3. Search (always hybrid):
   - `mem search "query" --public|--token "<token>"`

## Storage model (what gets indexed)

- Long-term memory: `MEMORY.md` at the workspace root.
- Daily logs: `memory/YYYY-MM-DD.md` (plain Markdown; no required structure).
- Index DB: `index.db` in each workspace.

Chunking rule:
- Moltbot-style size-based chunking: accumulate lines until `chunking.tokens * chunking.charsPerToken` chars, then flush.
- `chunking.overlap` keeps tail context across chunks (line-based carry).

## Global configuration

All workspaces share one settings file:
- `~/.mem-cli/settings.json`

Default settings (tuned for agent use):
- Embeddings: `hf:Qwen/Qwen3-Embedding-0.6B-GGUF/Qwen3-Embedding-0.6B-Q8_0.gguf` (downloaded + cached)
- Search: `vectorWeight=0.9`, `textWeight=0.1`, `candidateMultiplier=2`
- Chunking: `tokens=800`, `overlap=160` (size-based; approximate)

Important fields:
- `embeddings.modelPath`: Embedding model spec (local `.gguf` path or `hf:...`). Usually you can keep the default.
- `embeddings.cacheDir`: Where remote models are cached (this is NOT the embedding-cache for chunks).
- `chunking.*`: Controls max chunk size + overlap.
- `search.*`: Controls hybrid scoring weights and candidate limits.

After editing settings:
- Run `mem reindex --public|--token "<token>"` for the affected workspace (or just run `mem search ...` and let it auto-trigger if needed).
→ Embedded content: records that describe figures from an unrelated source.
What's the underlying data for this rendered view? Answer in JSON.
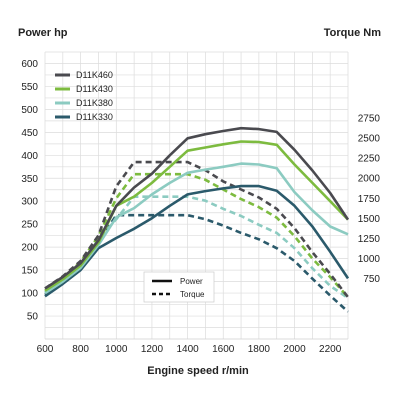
{
  "chart_data": {
    "type": "line",
    "left_axis_title": "Power hp",
    "right_axis_title": "Torque Nm",
    "xlabel": "Engine speed r/min",
    "x_ticks": [
      600,
      800,
      1000,
      1200,
      1400,
      1600,
      1800,
      2000,
      2200
    ],
    "xlim": [
      600,
      2300
    ],
    "power_ticks": [
      50,
      100,
      150,
      200,
      250,
      300,
      350,
      400,
      450,
      500,
      550,
      600
    ],
    "power_lim": [
      0,
      625
    ],
    "torque_ticks": [
      750,
      1000,
      1250,
      1500,
      1750,
      2000,
      2250,
      2500,
      2750
    ],
    "torque_lim": [
      0,
      3570
    ],
    "grid": true,
    "legend_position": "top-left",
    "style_legend": {
      "solid_label": "Power",
      "dashed_label": "Torque"
    },
    "x": [
      600,
      700,
      800,
      900,
      1000,
      1100,
      1200,
      1300,
      1400,
      1500,
      1600,
      1700,
      1800,
      1900,
      2000,
      2100,
      2200,
      2300
    ],
    "series": [
      {
        "name": "D11K460",
        "color": "#4a4a4f",
        "power": [
          110,
          135,
          165,
          215,
          290,
          330,
          360,
          400,
          437,
          446,
          453,
          459,
          457,
          451,
          412,
          367,
          318,
          260
        ],
        "torque": [
          630,
          780,
          970,
          1290,
          1900,
          2200,
          2200,
          2200,
          2200,
          2100,
          1960,
          1860,
          1760,
          1620,
          1380,
          1080,
          810,
          520
        ]
      },
      {
        "name": "D11K430",
        "color": "#7dbb3f",
        "power": [
          105,
          130,
          160,
          210,
          290,
          310,
          340,
          375,
          410,
          417,
          424,
          430,
          429,
          423,
          380,
          340,
          300,
          260
        ],
        "torque": [
          600,
          750,
          960,
          1280,
          1750,
          2050,
          2050,
          2050,
          2050,
          1980,
          1860,
          1740,
          1640,
          1510,
          1280,
          1000,
          770,
          520
        ]
      },
      {
        "name": "D11K380",
        "color": "#8ccbc1",
        "power": [
          100,
          125,
          155,
          205,
          265,
          285,
          315,
          340,
          362,
          369,
          375,
          382,
          380,
          372,
          320,
          280,
          245,
          228
        ],
        "torque": [
          580,
          730,
          930,
          1240,
          1490,
          1770,
          1770,
          1770,
          1770,
          1720,
          1620,
          1530,
          1420,
          1320,
          1130,
          880,
          660,
          510
        ]
      },
      {
        "name": "D11K330",
        "color": "#2b5a6b",
        "power": [
          93,
          120,
          150,
          198,
          220,
          240,
          263,
          290,
          315,
          322,
          328,
          333,
          333,
          323,
          290,
          245,
          190,
          132
        ],
        "torque": [
          550,
          700,
          900,
          1210,
          1540,
          1540,
          1540,
          1540,
          1540,
          1490,
          1410,
          1320,
          1240,
          1130,
          970,
          750,
          540,
          340
        ]
      }
    ]
  }
}
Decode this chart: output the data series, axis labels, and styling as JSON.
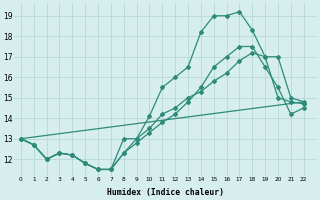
{
  "line1_x": [
    0,
    1,
    2,
    3,
    4,
    5,
    6,
    7,
    8,
    9,
    10,
    11,
    12,
    13,
    14,
    15,
    16,
    17,
    18,
    19,
    20,
    21,
    22
  ],
  "line1_y": [
    13,
    12.7,
    12.0,
    12.3,
    12.2,
    11.8,
    11.5,
    11.5,
    13.0,
    13.0,
    14.1,
    15.5,
    16.0,
    16.5,
    18.2,
    19.0,
    19.0,
    19.2,
    18.3,
    17.0,
    15.0,
    14.8,
    14.7
  ],
  "line2_x": [
    0,
    1,
    2,
    3,
    4,
    5,
    6,
    7,
    8,
    9,
    10,
    11,
    12,
    13,
    14,
    15,
    16,
    17,
    18,
    19,
    20,
    21,
    22
  ],
  "line2_y": [
    13,
    12.7,
    12.0,
    12.3,
    12.2,
    11.8,
    11.5,
    11.5,
    12.3,
    13.0,
    13.5,
    14.2,
    14.5,
    15.0,
    15.3,
    15.8,
    16.2,
    16.8,
    17.2,
    17.0,
    17.0,
    15.0,
    14.8
  ],
  "line3_x": [
    0,
    22
  ],
  "line3_y": [
    13,
    14.8
  ],
  "line4_x": [
    0,
    1,
    2,
    3,
    4,
    5,
    6,
    7,
    8,
    9,
    10,
    11,
    12,
    13,
    14,
    15,
    16,
    17,
    18,
    19,
    20,
    21,
    22
  ],
  "line4_y": [
    13,
    12.7,
    12.0,
    12.3,
    12.2,
    11.8,
    11.5,
    11.5,
    12.3,
    12.8,
    13.3,
    13.8,
    14.2,
    14.8,
    15.5,
    16.5,
    17.0,
    17.5,
    17.5,
    16.5,
    15.5,
    14.2,
    14.5
  ],
  "color": "#2d8b77",
  "bg_color": "#d6eeed",
  "grid_color": "#b8d8d8",
  "xlabel": "Humidex (Indice chaleur)",
  "yticks": [
    12,
    13,
    14,
    15,
    16,
    17,
    18,
    19
  ],
  "xlim": [
    -0.5,
    23
  ],
  "ylim": [
    11.2,
    19.6
  ],
  "marker": "D",
  "markersize": 2.0,
  "linewidth": 0.9
}
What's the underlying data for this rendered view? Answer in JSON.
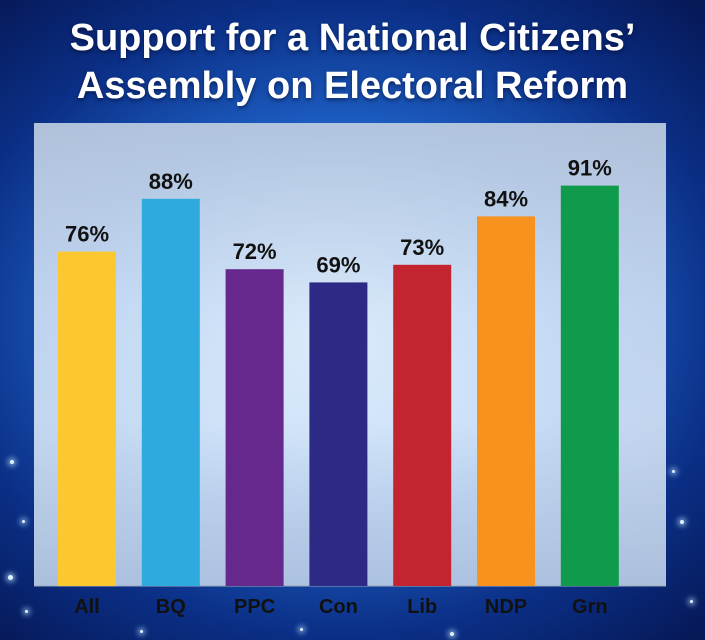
{
  "title_lines": [
    "Support for a National Citizens’",
    "Assembly on Electoral Reform"
  ],
  "chart_data": {
    "type": "bar",
    "title": "Support for a National Citizens’ Assembly on Electoral Reform",
    "categories": [
      "All",
      "BQ",
      "PPC",
      "Con",
      "Lib",
      "NDP",
      "Grn"
    ],
    "values": [
      76,
      88,
      72,
      69,
      73,
      84,
      91
    ],
    "value_labels": [
      "76%",
      "88%",
      "72%",
      "69%",
      "73%",
      "84%",
      "91%"
    ],
    "colors": [
      "#fbc830",
      "#2eaadf",
      "#66288c",
      "#2d2a86",
      "#c42430",
      "#f7921e",
      "#109a4c"
    ],
    "ylim": [
      0,
      100
    ],
    "grid": false,
    "xlabel": "",
    "ylabel": ""
  }
}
## How scoring works (hybrid)

Each result score is:
- `score = vectorWeight * vectorScore + textWeight * textScore`

Where:
- `vectorScore = 1 - cosineDistance(queryEmbedding, chunkEmbedding)`
- `textScore = 1 / (1 + bm25_rank)`

## Debugging and troubleshooting

- Check workspace + config path: `mem state --public` or `mem state --token "<token>"`
- If results look “too broad”: lower `chunking.tokens` or increase `chunking.overlap` in `~/.mem-cli/settings.json`, then run `mem reindex`.
- If embeddings/model changed: run `mem reindex` (or any command will reindex when it detects a model mismatch).
- If embeddings fail to load (missing `node-llama-cpp` / invalid model path), mem-cli prints an error and falls back to keyword-only indexing/search.
- If vector search is unavailable, hybrid may fall back to slower in-process cosine similarity; verify `sqlite-vec` loads on your platform and the embedding model is accessible.
- macOS: `node-llama-cpp` uses Metal by default (including integrated GPUs). If Metal causes issues, use `export NODE_LLAMA_CPP_GPU=off`.